Fulham will be due around £100m to £110m in tv payments, plus their sponsorship and gate receipts for this season. They spent over £100 in the transfer windows and sacked two managers plus coaching staff. Then they had the higher wages to pay. Their is s real chsnce that they will go down financially worse off than they were 12 months ago. Huddersfield is the complete opposite with their 2 year stay as are Cardiff (if they go down). Fulhsm could be in deep deep **** after their lack of sensible spending last summer!
Considering the way Cardiff are acting over the Sala fee, it wouldn't surprise me if Willie McKay slipped a few hidden fees in that deal that they're trying to get out of
Them clubs you have named are no way on the level of the top English clubs in any way shape or form. We are ever presents in the PL, youve just named a bunch of extremely average yo yo clubs. We have been milking the PL cash cow every year whilst being top of the net spend stakes ...i dont think all of a sudden if we show some ambition on the pitch that our future as a club is in turmoil.

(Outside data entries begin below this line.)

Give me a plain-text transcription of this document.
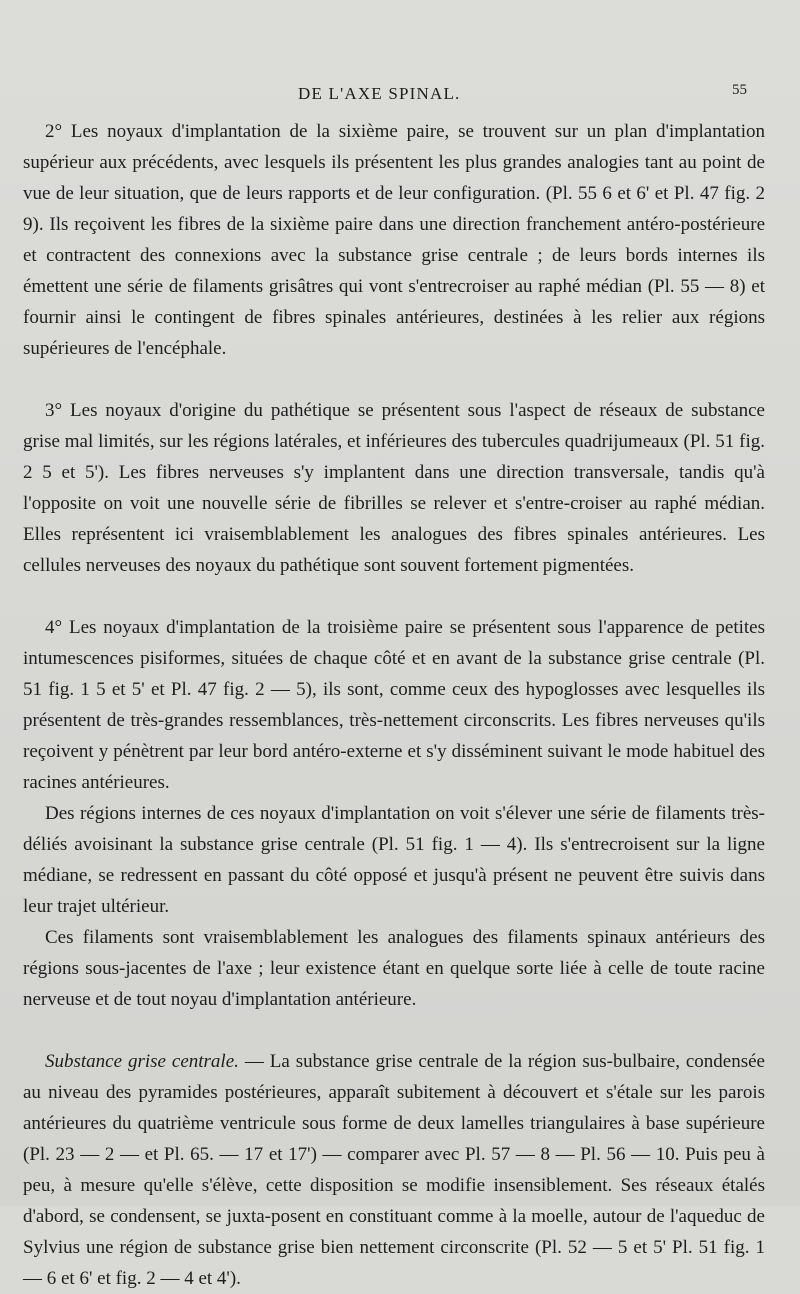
DE L'AXE SPINAL.	55

2° Les noyaux d'implantation de la sixième paire, se trouvent sur un plan d'implantation supérieur aux précédents, avec lesquels ils présentent les plus grandes analogies tant au point de vue de leur situation, que de leurs rapports et de leur configuration. (Pl. 55 6 et 6' et Pl. 47 fig. 2 9). Ils reçoivent les fibres de la sixième paire dans une direction franchement antéro-postérieure et contractent des connexions avec la substance grise centrale ; de leurs bords internes ils émettent une série de filaments grisâtres qui vont s'entrecroiser au raphé médian (Pl. 55 — 8) et fournir ainsi le contingent de fibres spinales antérieures, destinées à les relier aux régions supérieures de l'encéphale.

3° Les noyaux d'origine du pathétique se présentent sous l'aspect de réseaux de substance grise mal limités, sur les régions latérales, et inférieures des tubercules quadrijumeaux (Pl. 51 fig. 2 5 et 5'). Les fibres nerveuses s'y implantent dans une direction transversale, tandis qu'à l'opposite on voit une nouvelle série de fibrilles se relever et s'entre-croiser au raphé médian. Elles représentent ici vraisemblablement les analogues des fibres spinales antérieures. Les cellules nerveuses des noyaux du pathétique sont souvent fortement pigmentées.

4° Les noyaux d'implantation de la troisième paire se présentent sous l'apparence de petites intumescences pisiformes, situées de chaque côté et en avant de la substance grise centrale (Pl. 51 fig. 1 5 et 5' et Pl. 47 fig. 2 — 5), ils sont, comme ceux des hypoglosses avec lesquelles ils présentent de très-grandes ressemblances, très-nettement circonscrits. Les fibres nerveuses qu'ils reçoivent y pénètrent par leur bord antéro-externe et s'y disséminent suivant le mode habituel des racines antérieures.

Des régions internes de ces noyaux d'implantation on voit s'élever une série de filaments très-déliés avoisinant la substance grise centrale (Pl. 51 fig. 1 — 4). Ils s'entrecroisent sur la ligne médiane, se redressent en passant du côté opposé et jusqu'à présent ne peuvent être suivis dans leur trajet ultérieur.

Ces filaments sont vraisemblablement les analogues des filaments spinaux antérieurs des régions sous-jacentes de l'axe ; leur existence étant en quelque sorte liée à celle de toute racine nerveuse et de tout noyau d'implantation antérieure.

Substance grise centrale. — La substance grise centrale de la région sus-bulbaire, condensée au niveau des pyramides postérieures, apparaît subitement à découvert et s'étale sur les parois antérieures du quatrième ventricule sous forme de deux lamelles triangulaires à base supérieure (Pl. 23 — 2 — et Pl. 65. — 17 et 17') — comparer avec Pl. 57 — 8 — Pl. 56 — 10. Puis peu à peu, à mesure qu'elle s'élève, cette disposition se modifie insensiblement. Ses réseaux étalés d'abord, se condensent, se juxta-posent en constituant comme à la moelle, autour de l'aqueduc de Sylvius une région de substance grise bien nettement circonscrite (Pl. 52 — 5 et 5' Pl. 51 fig. 1 — 6 et 6' et fig. 2 — 4 et 4').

Didn't mean it as a citation of proof in favour of our lack of spending Dona. You know me - I'm firmly in the camp of: we made a terrible mistake showing little to no ambition over the past 3 or 4 transfer windows, and the odd £30-40m investment here and there isn't going to plunge the club into financial turmoil overnight. I was posting it more as an article of interest although what I will say is that it vindicates Levy's approach to wage structure. Once upon a time there wasn't that much difference between us and Villa in terms of performance level and global support. Leeds too. Yet look where they are and look where we are today. The latter could yet win automatic promotion to end their decades in the wilderness, but the former can only hope for another play-off roulette at best. And if they screw up again, all of the financial problems they had last summer will hit again just harder. And all of that boils down to overpaying dross. Unless you are a billionaire's plaything or have global support equivalent to United or Liverpool, that wage bill has to be sustainable or else you are gambling with the club's future year on year. All it takes is a flash in the pan failure like Juande Ramos to get a good club relegated and the wage bill will cripple you within a season.